56 A.D.2d 202 | N.Y. App. Div. | 1977
This is an appeal from a decision of the Workmen’s Compensation Board, filed August 5, 1975 and from an amended decision filed April 16, 1976 disallowing claimant’s claim.
On July 15, 1971 at about 10:30 p.m., while operating a station wagon owned by his employer in a westerly direction in the eastbound passing lane of the Thruway near mile post 221.5, decedent struck another vehicle and sustained fatal injuries. The record reveals that decedent spent all of the afternoon and the early evening at a clambake and consumed a quantity of beer. The board disallowed the claim for death benefits, finding that decedent’s accident was due solely to intoxication. This appeal ensued and the basic issue for our determination is whether there is substantial evidence in the record to sustain the board’s decision.

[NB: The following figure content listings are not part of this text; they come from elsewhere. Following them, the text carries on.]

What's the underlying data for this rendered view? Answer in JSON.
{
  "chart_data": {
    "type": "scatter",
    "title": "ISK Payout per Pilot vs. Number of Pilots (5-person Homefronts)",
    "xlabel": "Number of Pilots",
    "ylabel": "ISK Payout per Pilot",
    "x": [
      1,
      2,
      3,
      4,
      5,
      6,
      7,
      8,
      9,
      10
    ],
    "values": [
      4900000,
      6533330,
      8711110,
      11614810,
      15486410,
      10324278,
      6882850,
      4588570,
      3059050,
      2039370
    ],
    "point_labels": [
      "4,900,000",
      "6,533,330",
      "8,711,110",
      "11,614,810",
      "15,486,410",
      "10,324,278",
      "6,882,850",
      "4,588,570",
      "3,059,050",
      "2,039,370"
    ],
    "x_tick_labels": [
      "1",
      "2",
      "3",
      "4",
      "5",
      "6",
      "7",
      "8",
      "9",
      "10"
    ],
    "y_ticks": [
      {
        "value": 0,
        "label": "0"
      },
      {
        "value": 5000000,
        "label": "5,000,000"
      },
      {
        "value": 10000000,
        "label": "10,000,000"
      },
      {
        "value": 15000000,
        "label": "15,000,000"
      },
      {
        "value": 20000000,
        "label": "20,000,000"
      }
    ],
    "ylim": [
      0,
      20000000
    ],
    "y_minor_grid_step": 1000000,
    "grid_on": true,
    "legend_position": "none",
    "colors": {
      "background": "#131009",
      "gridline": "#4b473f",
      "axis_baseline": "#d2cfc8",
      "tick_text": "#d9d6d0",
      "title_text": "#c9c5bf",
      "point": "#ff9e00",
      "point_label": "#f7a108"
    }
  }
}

Before we consider this broad issue, however, we must first pass upon appellant’s contention that it was improper for the board to receive in evidence a copy of a New York State Police laboratory report dated July 30, 1971, which set forth information that the blood of deceased contained an ethyl alcohol concentration of 0.18% and that said blood sample had been obtained by the coroner of Herkimer County.
Appellant’s argument for inadmissibility is based squarely on the precise language of paragraph (b) of subdivision 3 of section 674 of the County Law. The statute, in substance, mandates the coroner make quantitative tests for alcohol on the bodies of certain individuals who die as a result of a motor vehicle accident. The last sentence of said section, however, provides that "such results shall be used only for the purpose of compiling statistical data and shall not be admitted into evidence or otherwise disclosed in any legal action or other proceeding.” On this issue the record reveals that the coroner took a blood sample from decedent and gave it to the State
Whether such a report may properly be received in evidence was considered by the Court of Appeals in Cook v Town of Nassau (33 NY2d 7, 11), wherein that court sustained the trial court’s exclusion of such evidence and stated "It is plain that the proscription for use of the blood test in a negligence action could hardly be made more explicit.” The respondent, however, urges that pursuant to section 118 of the Workmen’s Compensation Law, the board is not bound by common-law or statutory rules of evidence or by technical or formal rules of procedure and, therefore, the report was properly admitted. We disagree. Our concern here is not with common-law or statutory rules of evidence. We are concerned with a clear statutory prohibition which, in plain language, states that the result of the blood test shall not be admitted into evidence or otherwise disclosed in any legal action or other proceeding. Such language, in our view, applies to a matter before the Workmen’s Compensation Board. We also reject respondent’s contention that the report is admissible pursuant to CPLR 4518 (subd [c]).
Absent this weighty evidence, the issue of whether this record contains sufficient proof to support a finding that the accident resulted solely from the intoxication of decedent is for the Workmen’s Compensation Board to determine and, therefore, the matter must be remitted to the board.
The decision should be reversed, and the matter remitted for further proceedings not inconsistent herewith, with costs to appellant against the respondent employer and insurance carrier.
Greenblott, J. P., Main, Larkin and Herlihy, JJ., concur.
Decision reversed, and matter remitted for further proceedings not inconsistent herewith, with costs to appellant against the respondent employer and insurance carrier.